One of the standout tracks on this Liverpool-based band's previous album (The End Of The Rain) was Sweet Life. This song marked a shift in style, adding an Eastern flavour to their brand of Northern acoustic Folk through the tablas and percussion playing of Saul Hughes.
In the five years since that album Hughes and singer/songwriter/ guitarist Zinney (Gerd C. Zinsmeister) have toured Europe as a duo exploring this 'new' Indian influenced sound.
For their follow up release they have added strings to the equation through Nicole Collarbone (cello) and Merlyn Sturt (viola). The record also features Viki Rose Goulden on backing, and occasional lead, vocals.

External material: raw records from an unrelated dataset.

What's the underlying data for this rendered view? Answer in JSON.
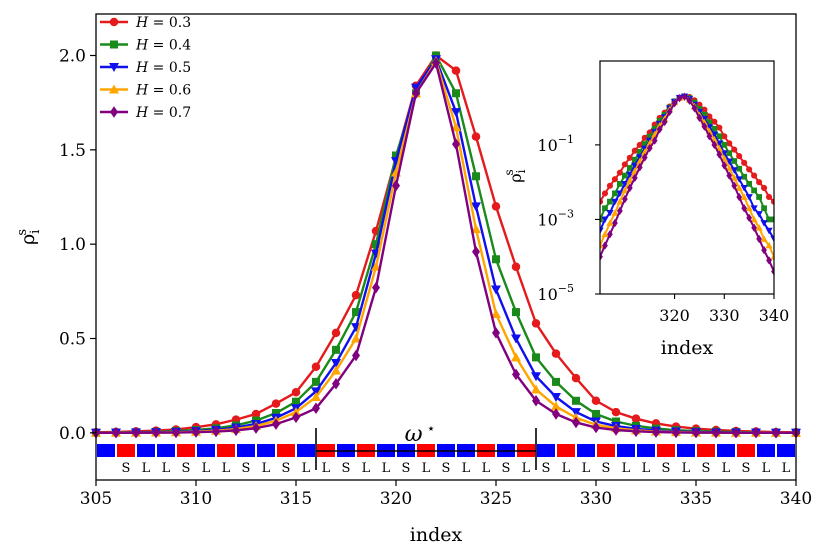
{
  "chart_data": {
    "type": "line",
    "title": "",
    "xlabel": "index",
    "ylabel_main": "ρ",
    "ylabel_sup": "s",
    "ylabel_sub": "i",
    "xlim": [
      305,
      340
    ],
    "ylim": [
      -0.25,
      2.22
    ],
    "xticks": [
      305,
      310,
      315,
      320,
      325,
      330,
      335,
      340
    ],
    "yticks": [
      0.0,
      0.5,
      1.0,
      1.5,
      2.0
    ],
    "x": [
      305,
      306,
      307,
      308,
      309,
      310,
      311,
      312,
      313,
      314,
      315,
      316,
      317,
      318,
      319,
      320,
      321,
      322,
      323,
      324,
      325,
      326,
      327,
      328,
      329,
      330,
      331,
      332,
      333,
      334,
      335,
      336,
      337,
      338,
      339,
      340
    ],
    "series": [
      {
        "name": "H = 0.3",
        "label_var": "H",
        "label_eq": " = 0.3",
        "color": "#e41a1c",
        "marker": "circle",
        "values": [
          0.003,
          0.005,
          0.008,
          0.012,
          0.018,
          0.03,
          0.045,
          0.07,
          0.1,
          0.155,
          0.215,
          0.35,
          0.53,
          0.73,
          1.07,
          1.46,
          1.84,
          2.0,
          1.92,
          1.57,
          1.2,
          0.88,
          0.58,
          0.42,
          0.29,
          0.17,
          0.11,
          0.075,
          0.05,
          0.033,
          0.022,
          0.015,
          0.01,
          0.007,
          0.004,
          0.003
        ]
      },
      {
        "name": "H = 0.4",
        "label_var": "H",
        "label_eq": " = 0.4",
        "color": "#1a8a1a",
        "marker": "square",
        "values": [
          0.001,
          0.002,
          0.003,
          0.005,
          0.009,
          0.015,
          0.024,
          0.04,
          0.065,
          0.105,
          0.165,
          0.27,
          0.44,
          0.64,
          1.0,
          1.47,
          1.8,
          2.0,
          1.8,
          1.36,
          0.92,
          0.64,
          0.4,
          0.27,
          0.17,
          0.1,
          0.06,
          0.037,
          0.023,
          0.014,
          0.009,
          0.006,
          0.004,
          0.002,
          0.001,
          0.001
        ]
      },
      {
        "name": "H = 0.5",
        "label_var": "H",
        "label_eq": " = 0.5",
        "color": "#1010ee",
        "marker": "triangle-down",
        "values": [
          0.0005,
          0.001,
          0.0015,
          0.003,
          0.005,
          0.009,
          0.016,
          0.028,
          0.047,
          0.08,
          0.13,
          0.22,
          0.37,
          0.56,
          0.95,
          1.44,
          1.83,
          1.98,
          1.7,
          1.2,
          0.76,
          0.5,
          0.3,
          0.19,
          0.11,
          0.06,
          0.036,
          0.021,
          0.012,
          0.007,
          0.004,
          0.002,
          0.0014,
          0.0008,
          0.0005,
          0.0003
        ]
      },
      {
        "name": "H = 0.6",
        "label_var": "H",
        "label_eq": " = 0.6",
        "color": "#ffa500",
        "marker": "triangle-up",
        "values": [
          0.0002,
          0.0004,
          0.0008,
          0.0015,
          0.003,
          0.006,
          0.011,
          0.02,
          0.036,
          0.064,
          0.11,
          0.19,
          0.33,
          0.5,
          0.88,
          1.38,
          1.8,
          1.97,
          1.62,
          1.08,
          0.63,
          0.4,
          0.23,
          0.14,
          0.08,
          0.043,
          0.024,
          0.013,
          0.007,
          0.004,
          0.002,
          0.001,
          0.0006,
          0.0003,
          0.0002,
          0.0001
        ]
      },
      {
        "name": "H = 0.7",
        "label_var": "H",
        "label_eq": " = 0.7",
        "color": "#800080",
        "marker": "diamond",
        "values": [
          0.0001,
          0.0002,
          0.0004,
          0.0008,
          0.0017,
          0.0035,
          0.007,
          0.013,
          0.025,
          0.046,
          0.082,
          0.13,
          0.26,
          0.41,
          0.77,
          1.31,
          1.8,
          1.96,
          1.53,
          0.96,
          0.53,
          0.31,
          0.17,
          0.1,
          0.055,
          0.028,
          0.015,
          0.008,
          0.004,
          0.002,
          0.0011,
          0.0006,
          0.0003,
          0.00015,
          8e-05,
          4e-05
        ]
      }
    ],
    "legend_position": "top-left",
    "inset": {
      "xlabel": "index",
      "ylabel_main": "ρ",
      "ylabel_sup": "s",
      "ylabel_sub": "i",
      "xlim": [
        305,
        340
      ],
      "log_ylim": [
        -5,
        1.25
      ],
      "xticks": [
        320,
        330,
        340
      ],
      "yticks_exp": [
        -1,
        -3,
        -5
      ]
    },
    "sequence": {
      "start_x": 305,
      "tile_colors": [
        "blue",
        "red",
        "blue",
        "blue",
        "red",
        "blue",
        "red",
        "blue",
        "blue",
        "red",
        "blue",
        "red",
        "blue",
        "red",
        "blue",
        "blue",
        "red",
        "blue",
        "blue",
        "red",
        "blue",
        "red",
        "blue",
        "red",
        "blue",
        "red",
        "blue",
        "blue",
        "red",
        "blue",
        "red",
        "blue",
        "red",
        "blue",
        "blue",
        "red"
      ],
      "letters": [
        "",
        "S",
        "L",
        "L",
        "S",
        "L",
        "L",
        "S",
        "L",
        "S",
        "L",
        "L",
        "S",
        "L",
        "L",
        "S",
        "L",
        "S",
        "L",
        "L",
        "S",
        "L",
        "S",
        "L",
        "L",
        "S",
        "L",
        "L",
        "S",
        "L",
        "S",
        "L",
        "S",
        "L",
        "L",
        "S"
      ],
      "omega_label": "ω",
      "omega_sup": "⋆",
      "omega_range": [
        316,
        327
      ]
    }
  }
}
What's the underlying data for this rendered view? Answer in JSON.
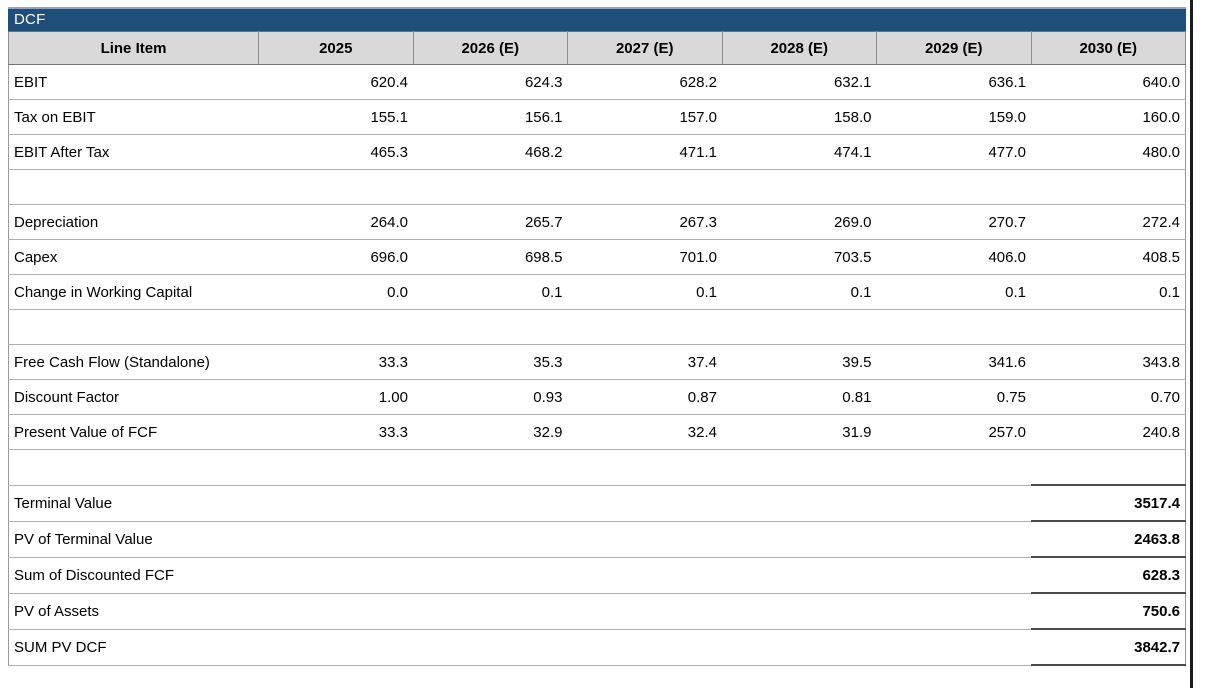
{
  "title_bar": {
    "label": "DCF"
  },
  "colors": {
    "title_bg": "#1F4E79",
    "title_highlight": "#8FA5C4",
    "title_text": "#FFFFFF",
    "header_bg": "#D9D9D9",
    "row_border": "#B0B0B0",
    "summary_border": "#4A4A4A",
    "window_edge": "#1B1B1B"
  },
  "table": {
    "columns": [
      "Line Item",
      "2025",
      "2026 (E)",
      "2027 (E)",
      "2028 (E)",
      "2029 (E)",
      "2030 (E)"
    ],
    "rows": [
      {
        "type": "data",
        "label": "EBIT",
        "values": [
          "620.4",
          "624.3",
          "628.2",
          "632.1",
          "636.1",
          "640.0"
        ]
      },
      {
        "type": "data",
        "label": "Tax on EBIT",
        "values": [
          "155.1",
          "156.1",
          "157.0",
          "158.0",
          "159.0",
          "160.0"
        ]
      },
      {
        "type": "data",
        "label": "EBIT After Tax",
        "values": [
          "465.3",
          "468.2",
          "471.1",
          "474.1",
          "477.0",
          "480.0"
        ]
      },
      {
        "type": "blank"
      },
      {
        "type": "data",
        "label": "Depreciation",
        "values": [
          "264.0",
          "265.7",
          "267.3",
          "269.0",
          "270.7",
          "272.4"
        ]
      },
      {
        "type": "data",
        "label": "Capex",
        "values": [
          "696.0",
          "698.5",
          "701.0",
          "703.5",
          "406.0",
          "408.5"
        ]
      },
      {
        "type": "data",
        "label": "Change in Working Capital",
        "values": [
          "0.0",
          "0.1",
          "0.1",
          "0.1",
          "0.1",
          "0.1"
        ]
      },
      {
        "type": "blank"
      },
      {
        "type": "data",
        "label": "Free Cash Flow (Standalone)",
        "values": [
          "33.3",
          "35.3",
          "37.4",
          "39.5",
          "341.6",
          "343.8"
        ]
      },
      {
        "type": "data",
        "label": "Discount Factor",
        "values": [
          "1.00",
          "0.93",
          "0.87",
          "0.81",
          "0.75",
          "0.70"
        ]
      },
      {
        "type": "data",
        "label": "Present Value of FCF",
        "values": [
          "33.3",
          "32.9",
          "32.4",
          "31.9",
          "257.0",
          "240.8"
        ]
      },
      {
        "type": "blank"
      },
      {
        "type": "summary",
        "label": "Terminal Value",
        "value": "3517.4"
      },
      {
        "type": "summary",
        "label": "PV of Terminal Value",
        "value": "2463.8"
      },
      {
        "type": "summary",
        "label": "Sum of Discounted FCF",
        "value": "628.3"
      },
      {
        "type": "summary",
        "label": "PV of Assets",
        "value": "750.6"
      },
      {
        "type": "summary",
        "label": "SUM PV DCF",
        "value": "3842.7"
      }
    ]
  }
}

Zinney says that for this record they wanted to resist the negativity of world events and "set ourselves the task to keep the vibe warm and positive".
This mission is accomplished although the deliberate slant towards lightness and optimism feels a bit forced at times and the faux naivety of the lyrics is often cloying.
Despite all evidence that suggests the contrary, the title track runs with the idea that "brighter days are surely coming our way" and we are assured on Do (Feel Free) that "The truth is not as bad as it seems".
Such wishful thinking demands a certain suspension of disbelief but is well suited to the mellow, pastoral textures of the music.
You may not be capable of waking up to embrace "the colours of your dreams" (Beautiful Morning) but surely all of us would like to hope that love will overcome fear (Believe).
Neither would there be many to argue against the thrust of the closing track (Better Together) which affirms that human bonds are preferable to links on digital networks.
These mantras to blue sky thinking won't change the world but offer gentle reminders that another world is possible.